A Fondo

Estamos en el horno, bien rostizados

Martes 24 de Junio de 2014

Javier Aragón / De la Redacción de UNO
 

 

Es bueno analizar en estos tiempos donde todos hablamos del mundial, los ejemplos que debemos imitar, o al menos concientizar con políticas de Estado que permitan cuidar el medio ambiente y bajar los graves decibeles de violencia enquistados en la sociedad y en los deportes.

 

Cada vez que juega Japón, la mayoría de los comentarios no pasan por el juego colectivo o la individualidad de alguna superestrella del fútbol, sino de la hinchada nipona, que cada vez que terminan los partidos “juntan” su basura del piso y las butacas y las arrojan en los cestos de los estadios.

 

En la Argentina, en Paraná o en cualquier ciudad los estadios son mugrientos, los baños llenos de orina y materia fecal, húmedos por donde se los mire. Y en las plateas o populares hay de todo menos orden y limpieza. No es que no se limpia, sino que la “manada” de simpatizantes que suele ir a descargarse a las canchas, rompen y ensucian por el solo hecho de no cuidar al club de sus amores. Es evidente que en la casa no son así, porque las esposas los pondrían en su lugar.

 

Además es evidente que de Japón estamos bien lejos, no solo en el mapa, sino también desde el punto de vista cultural.
¿Por qué no aprovechamos la libertad de otra manera, cuidando y protegiendo lo que al otro le cuesta?

 

Además de ser fortalezas las canchas de fútbol, compuesta de alambrados perimetrales, pozos divisorios con agua y estructuras de hierros similares a las de las cárceles, parece lejana la posibilidad de que los hinchas del fútbol puedan estar con simpatizantes de otros equipos sin tejidos y sin esquemas de seguridad para que no ingresen a los campos de juego, tal como ocurre en Europa u Oriente.

 

Vergüenza ajena

 

Dentro del esquema futbolero que todos vivimos, el fin de semana se registraron en canchas de Paraná incidentes en partidos de niños que participan de las ligas de inferiores.
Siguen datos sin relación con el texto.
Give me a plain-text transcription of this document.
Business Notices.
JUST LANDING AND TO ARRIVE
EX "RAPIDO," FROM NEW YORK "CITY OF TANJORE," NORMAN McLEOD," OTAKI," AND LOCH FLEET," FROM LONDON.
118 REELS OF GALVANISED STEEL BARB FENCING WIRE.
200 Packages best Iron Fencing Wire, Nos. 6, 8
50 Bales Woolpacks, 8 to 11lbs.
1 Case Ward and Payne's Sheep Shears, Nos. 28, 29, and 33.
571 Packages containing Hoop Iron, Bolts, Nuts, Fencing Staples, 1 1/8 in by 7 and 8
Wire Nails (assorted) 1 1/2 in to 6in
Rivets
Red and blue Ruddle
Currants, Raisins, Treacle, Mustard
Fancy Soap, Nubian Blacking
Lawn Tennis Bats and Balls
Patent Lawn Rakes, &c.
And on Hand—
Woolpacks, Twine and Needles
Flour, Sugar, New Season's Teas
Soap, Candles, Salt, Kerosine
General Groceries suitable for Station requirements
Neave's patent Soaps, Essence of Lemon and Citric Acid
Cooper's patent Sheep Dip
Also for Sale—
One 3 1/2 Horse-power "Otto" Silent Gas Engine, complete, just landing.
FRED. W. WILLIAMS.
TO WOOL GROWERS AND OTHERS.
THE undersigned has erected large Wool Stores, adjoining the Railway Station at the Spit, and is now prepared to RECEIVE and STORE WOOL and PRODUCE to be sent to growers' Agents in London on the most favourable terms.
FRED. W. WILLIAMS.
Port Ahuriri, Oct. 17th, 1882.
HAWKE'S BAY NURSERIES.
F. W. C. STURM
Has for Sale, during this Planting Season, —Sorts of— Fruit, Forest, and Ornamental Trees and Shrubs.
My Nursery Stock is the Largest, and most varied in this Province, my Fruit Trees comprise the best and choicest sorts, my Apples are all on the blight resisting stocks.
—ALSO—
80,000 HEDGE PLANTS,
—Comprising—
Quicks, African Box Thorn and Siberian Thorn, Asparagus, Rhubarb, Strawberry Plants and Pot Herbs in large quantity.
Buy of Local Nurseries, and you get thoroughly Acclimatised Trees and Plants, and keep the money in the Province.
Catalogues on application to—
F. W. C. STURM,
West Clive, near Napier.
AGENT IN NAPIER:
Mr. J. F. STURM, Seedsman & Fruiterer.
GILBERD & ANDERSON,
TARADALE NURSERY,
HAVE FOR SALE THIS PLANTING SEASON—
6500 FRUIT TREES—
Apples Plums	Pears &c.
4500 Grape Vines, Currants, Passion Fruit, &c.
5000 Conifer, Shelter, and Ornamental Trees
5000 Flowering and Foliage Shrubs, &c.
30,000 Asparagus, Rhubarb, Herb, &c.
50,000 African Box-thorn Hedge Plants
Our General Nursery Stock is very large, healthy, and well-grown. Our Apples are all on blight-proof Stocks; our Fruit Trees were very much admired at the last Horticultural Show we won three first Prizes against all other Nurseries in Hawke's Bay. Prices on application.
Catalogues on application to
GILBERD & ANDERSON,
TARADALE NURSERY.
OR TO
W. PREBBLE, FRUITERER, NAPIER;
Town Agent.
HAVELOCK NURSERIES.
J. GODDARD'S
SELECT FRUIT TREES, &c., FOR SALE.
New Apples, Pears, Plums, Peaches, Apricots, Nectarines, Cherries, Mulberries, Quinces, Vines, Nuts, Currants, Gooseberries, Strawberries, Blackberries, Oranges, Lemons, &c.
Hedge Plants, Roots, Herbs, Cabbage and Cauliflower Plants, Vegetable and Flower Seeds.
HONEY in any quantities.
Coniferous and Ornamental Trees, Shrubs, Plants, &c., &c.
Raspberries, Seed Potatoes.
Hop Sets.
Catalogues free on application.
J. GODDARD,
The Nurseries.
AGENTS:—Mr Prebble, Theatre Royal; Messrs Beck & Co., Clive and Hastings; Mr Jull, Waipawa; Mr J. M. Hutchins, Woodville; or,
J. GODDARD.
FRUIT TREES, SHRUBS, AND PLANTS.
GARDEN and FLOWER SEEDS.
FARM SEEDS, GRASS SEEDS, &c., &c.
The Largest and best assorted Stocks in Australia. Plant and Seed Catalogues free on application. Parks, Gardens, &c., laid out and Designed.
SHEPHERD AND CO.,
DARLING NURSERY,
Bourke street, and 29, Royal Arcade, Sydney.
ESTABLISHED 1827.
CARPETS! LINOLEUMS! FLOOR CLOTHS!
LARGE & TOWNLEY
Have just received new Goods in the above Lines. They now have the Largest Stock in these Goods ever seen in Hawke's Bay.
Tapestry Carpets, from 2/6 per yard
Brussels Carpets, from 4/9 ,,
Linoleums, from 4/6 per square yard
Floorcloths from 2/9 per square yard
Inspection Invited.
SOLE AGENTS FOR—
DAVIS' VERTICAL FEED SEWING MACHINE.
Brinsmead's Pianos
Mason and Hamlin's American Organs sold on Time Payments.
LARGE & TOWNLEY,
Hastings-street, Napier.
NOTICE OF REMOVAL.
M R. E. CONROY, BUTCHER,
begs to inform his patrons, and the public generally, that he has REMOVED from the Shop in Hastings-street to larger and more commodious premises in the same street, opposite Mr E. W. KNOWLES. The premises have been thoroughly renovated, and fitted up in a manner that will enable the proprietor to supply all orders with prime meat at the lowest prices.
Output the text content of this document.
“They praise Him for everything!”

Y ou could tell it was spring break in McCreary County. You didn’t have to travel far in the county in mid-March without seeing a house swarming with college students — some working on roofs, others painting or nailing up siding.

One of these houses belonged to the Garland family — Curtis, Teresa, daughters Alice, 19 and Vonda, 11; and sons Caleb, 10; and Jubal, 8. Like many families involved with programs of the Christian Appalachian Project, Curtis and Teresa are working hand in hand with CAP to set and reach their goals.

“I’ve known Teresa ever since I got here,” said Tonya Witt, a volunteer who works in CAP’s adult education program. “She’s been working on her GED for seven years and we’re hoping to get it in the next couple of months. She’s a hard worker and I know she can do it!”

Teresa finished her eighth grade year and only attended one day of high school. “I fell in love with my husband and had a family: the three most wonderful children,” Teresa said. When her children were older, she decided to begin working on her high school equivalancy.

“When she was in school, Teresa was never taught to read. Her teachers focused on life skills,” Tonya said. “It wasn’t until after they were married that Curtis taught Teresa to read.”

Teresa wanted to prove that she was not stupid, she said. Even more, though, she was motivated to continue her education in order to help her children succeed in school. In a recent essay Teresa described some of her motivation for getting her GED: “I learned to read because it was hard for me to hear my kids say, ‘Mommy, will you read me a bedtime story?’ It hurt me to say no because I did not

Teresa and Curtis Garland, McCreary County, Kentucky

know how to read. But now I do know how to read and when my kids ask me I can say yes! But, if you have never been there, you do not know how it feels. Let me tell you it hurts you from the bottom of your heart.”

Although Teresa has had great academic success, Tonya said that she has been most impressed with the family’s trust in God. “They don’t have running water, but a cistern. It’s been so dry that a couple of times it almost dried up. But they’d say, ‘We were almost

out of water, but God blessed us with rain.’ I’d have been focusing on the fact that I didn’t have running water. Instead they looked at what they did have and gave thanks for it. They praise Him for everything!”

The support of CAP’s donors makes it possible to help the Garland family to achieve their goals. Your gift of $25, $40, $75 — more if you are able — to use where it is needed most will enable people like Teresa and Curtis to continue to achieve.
En Sportivo Urquiza se suspendió un partido el domingo porque los padres de los dos equipos de escuelas de fútbol de Paraná se “agarraron mal”. Los padres comenzaron a exigirles a sus hijos que fueran poco más que Messi y Maradona juntos.

 

Lamentablemente estos mayores perdieron el rumbo, por no entender que los pibes deben entretenerse y formarse en un medio de caballerosidad y respeto por el otro. Lo mismo ocurrió unos días antes en Crespo.

 

Hay que romper el mito de que los padres que mandan sus hijos a las escuelas privadas serán mejores personas que los que van a los clubes de barrios. Los que participaron de los hechos de violencia son profesionales y hasta hombres de las fuerzas de seguridad que no se pusieron colorados a la hora de mostrarle a sus hijos lo peor que somos como seres humanos, a ensuciarlos sin inconvenientes en el momento de alegría.

 

Lo que hay que diferenciar, que esta violencia que se mama y retroalimenta en el fútbol, no se repite en otras disciplinas deportivas. No he escuchado que un partido de vóley, hockey, o las competencias de natación, tenis, sóftbol se deban “parar” por las peleas de adentro del campo de juego como por los de afuera.

 

En este marco, sería más que importante no solo que los clubes apliquen en la práctica lo que en la teoría existe: el derecho de admisión que en el caso de Patronato en la zona, por ejemplo, jamás se aplicó pese a los problemas conocidos por todos de inseguridad y de organizaciones delictivas que se metieron en la hinchada. Sería más que atinado que desde el Estado, clubes y organismos impulsen entre todos un programa que reduzcan lentamente la violencia.

 

Hoy se ha naturalizado que desde las tribunas se putee a los árbitros, jugadores o policías o les arrojen todo lo que tienen. En este aspecto, la dirigencia y hasta el propio periodismo especializado en deportes hacen la fácil: tirar para afuera la pelota, en vez de atacar o ponerse los pantalones largos para denunciar y cuestionar a los violentos.

 

Hay que decirlo con todas las letras, sin temor: los delincuentes que se encuentran en el fútbol son protegidos por la dirigencia que de una u otra manera le conviene tener a su disposición “mano de obra barata” para todo, y cuando decimos todo es todo...

 

Luego se rasgan las vestiduras para hacernos creer que están trabajando en la limpieza de las estructuras mafiosas enquistadas en los clubes, cuando en verdad cambian algo para no cambiar nada.